A little more than two months after receiving the letter from the County Commissioners, Governor Mead sent a letter to Ryan Zinke, Secretary of the U.S. Department of the Interior, voicing his support for the deferral of leasing the parcels in the GLMA and the migration corridor until the RMP is completed.

Governor Mead said the following:

“I ask that you defer those parcels that lack leasing stipulations designed to protect the resources being addressed by the Rock Springs Resource Management Plan.”

He went on to ask for at least the deferral of three parcels within the Pine Mountain area that is crucial winter range for mule deer, elk, and antelope, as well as one parcel that is entirely within the migration corridor.

The Sporting Community’s Viewpoint

The GLMA is seen as the “crowned jewel” of hunting and fishing for Wyoming sportsmen and sportswomen, according to Nick Dobric, Wyoming Field Representative for the Theodore Roosevelt Conservation Partnership.

“There is a lot of demand for hunters in this area. Lots of hunters put in, but there’s not a lot of tags offered. Oil and gas would decrease the hunting opportunity even more,” Dobric said.
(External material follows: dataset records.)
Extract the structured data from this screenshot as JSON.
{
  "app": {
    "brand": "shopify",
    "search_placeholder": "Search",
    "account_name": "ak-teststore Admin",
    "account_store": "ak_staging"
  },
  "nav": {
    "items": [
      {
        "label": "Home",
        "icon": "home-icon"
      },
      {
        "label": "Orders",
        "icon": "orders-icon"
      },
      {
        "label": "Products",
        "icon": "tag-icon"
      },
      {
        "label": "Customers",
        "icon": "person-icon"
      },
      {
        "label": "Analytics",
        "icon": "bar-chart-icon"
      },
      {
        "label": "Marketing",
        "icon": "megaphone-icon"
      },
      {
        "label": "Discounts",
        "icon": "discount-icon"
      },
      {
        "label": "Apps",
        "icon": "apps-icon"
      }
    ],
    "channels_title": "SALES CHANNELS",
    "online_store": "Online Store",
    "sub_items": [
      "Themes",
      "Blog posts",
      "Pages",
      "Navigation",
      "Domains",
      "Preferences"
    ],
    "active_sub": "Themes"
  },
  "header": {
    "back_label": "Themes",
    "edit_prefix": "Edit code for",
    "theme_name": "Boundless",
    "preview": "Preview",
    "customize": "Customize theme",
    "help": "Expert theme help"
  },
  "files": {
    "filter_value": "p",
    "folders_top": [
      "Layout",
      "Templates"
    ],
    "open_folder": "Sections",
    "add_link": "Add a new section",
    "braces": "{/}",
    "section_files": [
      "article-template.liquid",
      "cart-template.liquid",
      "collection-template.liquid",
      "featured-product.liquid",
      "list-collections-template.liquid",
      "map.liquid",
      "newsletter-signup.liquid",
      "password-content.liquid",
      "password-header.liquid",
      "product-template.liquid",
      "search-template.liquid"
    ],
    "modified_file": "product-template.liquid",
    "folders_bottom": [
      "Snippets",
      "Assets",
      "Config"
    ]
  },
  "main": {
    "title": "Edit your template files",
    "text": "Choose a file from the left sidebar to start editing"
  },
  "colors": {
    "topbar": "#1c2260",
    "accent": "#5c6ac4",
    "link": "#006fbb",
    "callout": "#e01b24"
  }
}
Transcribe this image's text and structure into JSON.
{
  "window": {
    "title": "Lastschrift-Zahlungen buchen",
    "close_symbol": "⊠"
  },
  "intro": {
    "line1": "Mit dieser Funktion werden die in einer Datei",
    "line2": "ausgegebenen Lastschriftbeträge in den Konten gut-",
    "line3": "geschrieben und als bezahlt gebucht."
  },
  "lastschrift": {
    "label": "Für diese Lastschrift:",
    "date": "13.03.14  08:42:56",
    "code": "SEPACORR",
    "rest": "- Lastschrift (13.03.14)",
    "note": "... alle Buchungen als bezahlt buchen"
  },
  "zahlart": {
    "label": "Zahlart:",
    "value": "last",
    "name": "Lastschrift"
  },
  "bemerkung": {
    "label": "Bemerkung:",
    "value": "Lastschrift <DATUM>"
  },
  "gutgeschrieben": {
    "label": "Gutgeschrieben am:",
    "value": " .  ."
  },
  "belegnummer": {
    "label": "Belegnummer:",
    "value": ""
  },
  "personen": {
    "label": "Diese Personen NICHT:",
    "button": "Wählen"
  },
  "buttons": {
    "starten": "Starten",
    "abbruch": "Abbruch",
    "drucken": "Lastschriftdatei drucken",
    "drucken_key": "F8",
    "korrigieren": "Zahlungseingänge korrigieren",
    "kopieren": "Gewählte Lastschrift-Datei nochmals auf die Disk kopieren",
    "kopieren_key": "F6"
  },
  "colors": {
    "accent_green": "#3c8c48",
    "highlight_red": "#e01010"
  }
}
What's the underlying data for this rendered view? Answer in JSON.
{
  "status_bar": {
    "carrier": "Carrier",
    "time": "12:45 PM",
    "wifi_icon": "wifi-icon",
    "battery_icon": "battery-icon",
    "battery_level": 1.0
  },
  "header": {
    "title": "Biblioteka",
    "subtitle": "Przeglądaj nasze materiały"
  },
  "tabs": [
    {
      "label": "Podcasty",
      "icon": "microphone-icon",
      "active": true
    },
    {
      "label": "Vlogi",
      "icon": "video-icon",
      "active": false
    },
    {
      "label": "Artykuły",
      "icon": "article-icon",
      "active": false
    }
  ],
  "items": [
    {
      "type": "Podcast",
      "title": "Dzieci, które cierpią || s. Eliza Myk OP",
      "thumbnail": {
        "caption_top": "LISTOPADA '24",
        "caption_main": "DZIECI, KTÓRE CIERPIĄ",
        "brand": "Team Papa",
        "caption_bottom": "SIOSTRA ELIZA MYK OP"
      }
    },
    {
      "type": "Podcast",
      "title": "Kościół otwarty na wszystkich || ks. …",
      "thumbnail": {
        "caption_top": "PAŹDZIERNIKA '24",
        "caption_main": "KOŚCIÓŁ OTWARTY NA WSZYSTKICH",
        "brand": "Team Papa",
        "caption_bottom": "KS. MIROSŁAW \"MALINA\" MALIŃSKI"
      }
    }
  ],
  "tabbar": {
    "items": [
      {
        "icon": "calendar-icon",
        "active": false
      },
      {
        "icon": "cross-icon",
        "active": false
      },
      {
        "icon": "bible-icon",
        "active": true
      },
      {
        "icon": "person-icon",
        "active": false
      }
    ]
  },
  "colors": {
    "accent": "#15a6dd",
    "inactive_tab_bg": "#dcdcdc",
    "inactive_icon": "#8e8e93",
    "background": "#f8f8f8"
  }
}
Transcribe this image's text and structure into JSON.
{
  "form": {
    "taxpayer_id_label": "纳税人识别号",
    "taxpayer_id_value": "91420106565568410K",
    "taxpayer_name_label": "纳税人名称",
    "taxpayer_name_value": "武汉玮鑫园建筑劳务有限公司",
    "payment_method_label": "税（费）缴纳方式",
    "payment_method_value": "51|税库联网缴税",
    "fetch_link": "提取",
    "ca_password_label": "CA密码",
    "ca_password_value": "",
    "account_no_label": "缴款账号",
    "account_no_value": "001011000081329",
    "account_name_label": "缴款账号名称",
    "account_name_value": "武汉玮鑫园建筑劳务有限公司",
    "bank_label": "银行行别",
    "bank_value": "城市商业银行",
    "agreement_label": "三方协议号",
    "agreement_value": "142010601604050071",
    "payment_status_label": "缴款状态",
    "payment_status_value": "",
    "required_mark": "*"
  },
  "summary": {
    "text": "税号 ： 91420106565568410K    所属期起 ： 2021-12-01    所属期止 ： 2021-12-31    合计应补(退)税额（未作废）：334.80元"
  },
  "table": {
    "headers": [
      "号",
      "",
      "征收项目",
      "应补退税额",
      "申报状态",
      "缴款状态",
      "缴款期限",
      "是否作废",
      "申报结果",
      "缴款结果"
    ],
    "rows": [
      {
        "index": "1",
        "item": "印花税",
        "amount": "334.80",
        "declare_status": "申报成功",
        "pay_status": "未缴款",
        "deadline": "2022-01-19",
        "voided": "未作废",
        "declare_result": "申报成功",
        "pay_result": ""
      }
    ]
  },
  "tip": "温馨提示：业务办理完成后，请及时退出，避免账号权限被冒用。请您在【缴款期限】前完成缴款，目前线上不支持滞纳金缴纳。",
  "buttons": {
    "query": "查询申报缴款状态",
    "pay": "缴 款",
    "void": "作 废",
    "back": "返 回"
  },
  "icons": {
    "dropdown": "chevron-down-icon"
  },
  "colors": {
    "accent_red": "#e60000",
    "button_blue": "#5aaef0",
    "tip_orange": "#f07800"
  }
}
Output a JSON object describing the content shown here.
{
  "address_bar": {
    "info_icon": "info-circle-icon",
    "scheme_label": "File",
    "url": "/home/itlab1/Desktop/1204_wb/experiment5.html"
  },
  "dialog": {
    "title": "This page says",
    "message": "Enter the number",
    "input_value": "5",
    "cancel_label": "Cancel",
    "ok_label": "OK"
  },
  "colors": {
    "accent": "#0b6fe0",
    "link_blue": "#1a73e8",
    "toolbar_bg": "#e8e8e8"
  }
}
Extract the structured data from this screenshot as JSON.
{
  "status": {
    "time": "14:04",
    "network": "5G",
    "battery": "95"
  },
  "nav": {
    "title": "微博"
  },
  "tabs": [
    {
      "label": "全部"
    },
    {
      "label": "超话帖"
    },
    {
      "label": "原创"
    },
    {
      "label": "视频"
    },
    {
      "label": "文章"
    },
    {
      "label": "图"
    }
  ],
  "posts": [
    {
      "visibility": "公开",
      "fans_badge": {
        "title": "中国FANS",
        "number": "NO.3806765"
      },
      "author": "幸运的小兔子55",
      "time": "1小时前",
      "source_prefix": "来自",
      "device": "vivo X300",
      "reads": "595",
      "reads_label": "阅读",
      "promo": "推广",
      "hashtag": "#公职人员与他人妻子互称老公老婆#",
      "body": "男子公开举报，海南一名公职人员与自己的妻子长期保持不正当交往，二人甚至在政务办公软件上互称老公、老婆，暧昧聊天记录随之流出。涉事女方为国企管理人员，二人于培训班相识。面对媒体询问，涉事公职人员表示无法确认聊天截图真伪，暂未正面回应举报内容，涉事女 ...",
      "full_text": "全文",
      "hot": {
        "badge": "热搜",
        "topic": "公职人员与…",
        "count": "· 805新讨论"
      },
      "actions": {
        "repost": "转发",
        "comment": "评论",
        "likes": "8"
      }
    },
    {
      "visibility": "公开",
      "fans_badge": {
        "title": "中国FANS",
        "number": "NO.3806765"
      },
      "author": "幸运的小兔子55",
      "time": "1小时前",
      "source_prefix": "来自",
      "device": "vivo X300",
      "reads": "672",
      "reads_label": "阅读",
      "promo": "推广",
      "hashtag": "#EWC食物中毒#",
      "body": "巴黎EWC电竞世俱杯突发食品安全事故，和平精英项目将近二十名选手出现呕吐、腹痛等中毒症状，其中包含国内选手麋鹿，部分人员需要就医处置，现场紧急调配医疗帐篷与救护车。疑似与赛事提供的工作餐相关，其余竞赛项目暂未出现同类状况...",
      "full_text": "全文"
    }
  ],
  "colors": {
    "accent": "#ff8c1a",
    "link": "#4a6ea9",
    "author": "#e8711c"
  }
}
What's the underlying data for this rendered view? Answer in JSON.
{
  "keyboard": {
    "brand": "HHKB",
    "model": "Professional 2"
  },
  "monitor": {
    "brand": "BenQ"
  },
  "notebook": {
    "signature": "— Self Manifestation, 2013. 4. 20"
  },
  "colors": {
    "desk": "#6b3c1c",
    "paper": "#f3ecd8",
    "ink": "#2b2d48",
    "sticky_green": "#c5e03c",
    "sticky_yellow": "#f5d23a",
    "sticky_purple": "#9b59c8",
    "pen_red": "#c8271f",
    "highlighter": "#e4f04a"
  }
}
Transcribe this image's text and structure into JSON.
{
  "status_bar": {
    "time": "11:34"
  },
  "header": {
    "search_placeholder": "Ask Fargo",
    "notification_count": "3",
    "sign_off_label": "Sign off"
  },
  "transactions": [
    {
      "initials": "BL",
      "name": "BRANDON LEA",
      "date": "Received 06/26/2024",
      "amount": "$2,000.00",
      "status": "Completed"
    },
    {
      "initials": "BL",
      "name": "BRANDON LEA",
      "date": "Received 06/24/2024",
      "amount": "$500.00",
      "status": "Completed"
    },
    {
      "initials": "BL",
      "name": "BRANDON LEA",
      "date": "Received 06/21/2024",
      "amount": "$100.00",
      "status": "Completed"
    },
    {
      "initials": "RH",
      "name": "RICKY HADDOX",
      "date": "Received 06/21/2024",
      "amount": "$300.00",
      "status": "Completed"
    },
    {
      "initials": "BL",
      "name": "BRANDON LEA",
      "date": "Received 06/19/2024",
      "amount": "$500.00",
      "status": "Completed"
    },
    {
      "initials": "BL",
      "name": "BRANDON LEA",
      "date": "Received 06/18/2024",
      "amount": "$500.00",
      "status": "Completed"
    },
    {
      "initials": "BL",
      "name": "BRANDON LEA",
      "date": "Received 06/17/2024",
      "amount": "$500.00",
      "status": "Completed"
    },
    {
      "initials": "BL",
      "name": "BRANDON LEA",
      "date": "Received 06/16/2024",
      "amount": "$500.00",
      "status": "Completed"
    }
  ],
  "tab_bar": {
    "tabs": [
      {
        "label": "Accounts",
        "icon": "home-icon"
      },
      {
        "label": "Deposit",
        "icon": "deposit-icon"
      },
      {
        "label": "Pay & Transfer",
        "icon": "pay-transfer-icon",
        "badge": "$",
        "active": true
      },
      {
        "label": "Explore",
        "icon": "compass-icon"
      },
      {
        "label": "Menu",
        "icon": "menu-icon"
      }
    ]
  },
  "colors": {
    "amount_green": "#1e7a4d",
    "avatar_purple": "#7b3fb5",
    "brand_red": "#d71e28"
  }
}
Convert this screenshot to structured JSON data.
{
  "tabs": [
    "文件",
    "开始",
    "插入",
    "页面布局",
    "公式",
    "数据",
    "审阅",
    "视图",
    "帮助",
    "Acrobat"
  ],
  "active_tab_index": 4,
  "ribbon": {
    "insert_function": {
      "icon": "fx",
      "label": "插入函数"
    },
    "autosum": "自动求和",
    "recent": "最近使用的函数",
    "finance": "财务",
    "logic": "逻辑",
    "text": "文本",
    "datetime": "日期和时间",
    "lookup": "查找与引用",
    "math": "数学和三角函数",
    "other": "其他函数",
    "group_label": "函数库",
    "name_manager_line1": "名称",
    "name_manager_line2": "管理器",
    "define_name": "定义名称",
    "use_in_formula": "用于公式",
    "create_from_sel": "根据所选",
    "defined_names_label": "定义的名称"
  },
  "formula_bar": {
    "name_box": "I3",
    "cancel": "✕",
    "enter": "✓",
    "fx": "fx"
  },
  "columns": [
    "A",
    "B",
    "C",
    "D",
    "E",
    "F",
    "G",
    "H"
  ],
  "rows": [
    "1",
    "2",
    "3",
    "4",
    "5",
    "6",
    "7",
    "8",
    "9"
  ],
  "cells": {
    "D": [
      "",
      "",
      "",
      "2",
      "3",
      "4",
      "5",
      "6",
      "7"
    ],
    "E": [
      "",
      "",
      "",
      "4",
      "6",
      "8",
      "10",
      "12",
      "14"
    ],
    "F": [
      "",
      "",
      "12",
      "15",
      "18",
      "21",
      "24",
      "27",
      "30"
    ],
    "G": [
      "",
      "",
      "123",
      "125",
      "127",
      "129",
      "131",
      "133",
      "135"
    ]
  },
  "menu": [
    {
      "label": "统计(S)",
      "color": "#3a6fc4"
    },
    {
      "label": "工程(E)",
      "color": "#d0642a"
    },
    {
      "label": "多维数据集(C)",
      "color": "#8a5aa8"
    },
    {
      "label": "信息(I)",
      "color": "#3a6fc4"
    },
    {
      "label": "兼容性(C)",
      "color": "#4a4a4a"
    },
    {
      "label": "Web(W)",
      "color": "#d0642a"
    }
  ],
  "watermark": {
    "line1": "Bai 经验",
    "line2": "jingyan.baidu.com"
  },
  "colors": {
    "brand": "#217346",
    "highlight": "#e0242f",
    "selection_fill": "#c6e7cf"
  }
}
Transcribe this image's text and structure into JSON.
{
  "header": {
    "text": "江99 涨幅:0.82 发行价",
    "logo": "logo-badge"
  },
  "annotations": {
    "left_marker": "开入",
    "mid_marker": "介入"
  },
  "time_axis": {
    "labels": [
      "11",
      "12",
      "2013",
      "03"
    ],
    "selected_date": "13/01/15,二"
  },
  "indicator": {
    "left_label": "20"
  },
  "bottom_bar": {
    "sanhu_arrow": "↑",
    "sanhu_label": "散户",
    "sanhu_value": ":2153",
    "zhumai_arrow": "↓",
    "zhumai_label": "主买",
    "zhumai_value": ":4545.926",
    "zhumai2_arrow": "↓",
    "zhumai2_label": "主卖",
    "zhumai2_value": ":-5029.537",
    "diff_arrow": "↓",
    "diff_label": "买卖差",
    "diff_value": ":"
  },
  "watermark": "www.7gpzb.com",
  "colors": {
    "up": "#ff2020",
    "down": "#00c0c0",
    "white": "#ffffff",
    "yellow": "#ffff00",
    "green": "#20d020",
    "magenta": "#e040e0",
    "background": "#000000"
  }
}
With the mule deer population on a decline in the GLMA, which is being studied by the Wyoming Cooperative Fish and Wildlife Research Unit and the University of Wyoming, hunting opportunities is of grave concern for the Wyoming sporting community.

“There’s lots of emotions in this,” Dobric said.

Joey Faigl, Muley Fanatic Foundation COO, has spent his entire life hunting, fishing, and recreating in the GLMA. He has spent many days out in the area, and can recall several cherished memories. However, of all of the animals he has seen out there, mule deer are his favorite.

“Nothing gets my heart going like a mule deer,” Faigl said.

For Wyoming sportsmen and sportswomen, areas like the GLMA are great places to get in touch with nature and clear their heads. They say that is hard to do next to a gas well.

Buddy Green, Wyoming BLM Office Deputy State Director, Resource Policy of Management, explained that the National BLM Office makes the ultimate decision for which parcels end up in the lease sale.

However, he said that he hopes the National BLM Office will “do the right thing” considering all of the support shown for the deferrals. He assured that the state office is listening to the concerns.

Recreation’s Impact on Local Economy

According to the GLMC, the GLMA supports up to 225 jobs in Sweetwater County, and the revenue generated by hunting, fishing, and other outdoor recreation in the GLMA and the BLM Rock Springs Field Office contributes $19.1 million per year to the local economy.

According to the GLMC, in the last five years big game hunters spent $3.7 million to hunt mule deer, $4.1 million for pronghorn, $4.8 million for elk, and $19,600 for moose in the GLMA.

Also, anglers spent about $48.4 million in the last five years in Sweetwater County. More than 31,600 resident and non-resident fishing licenses combined were sold in Sweetwater County from 2010 to 2015.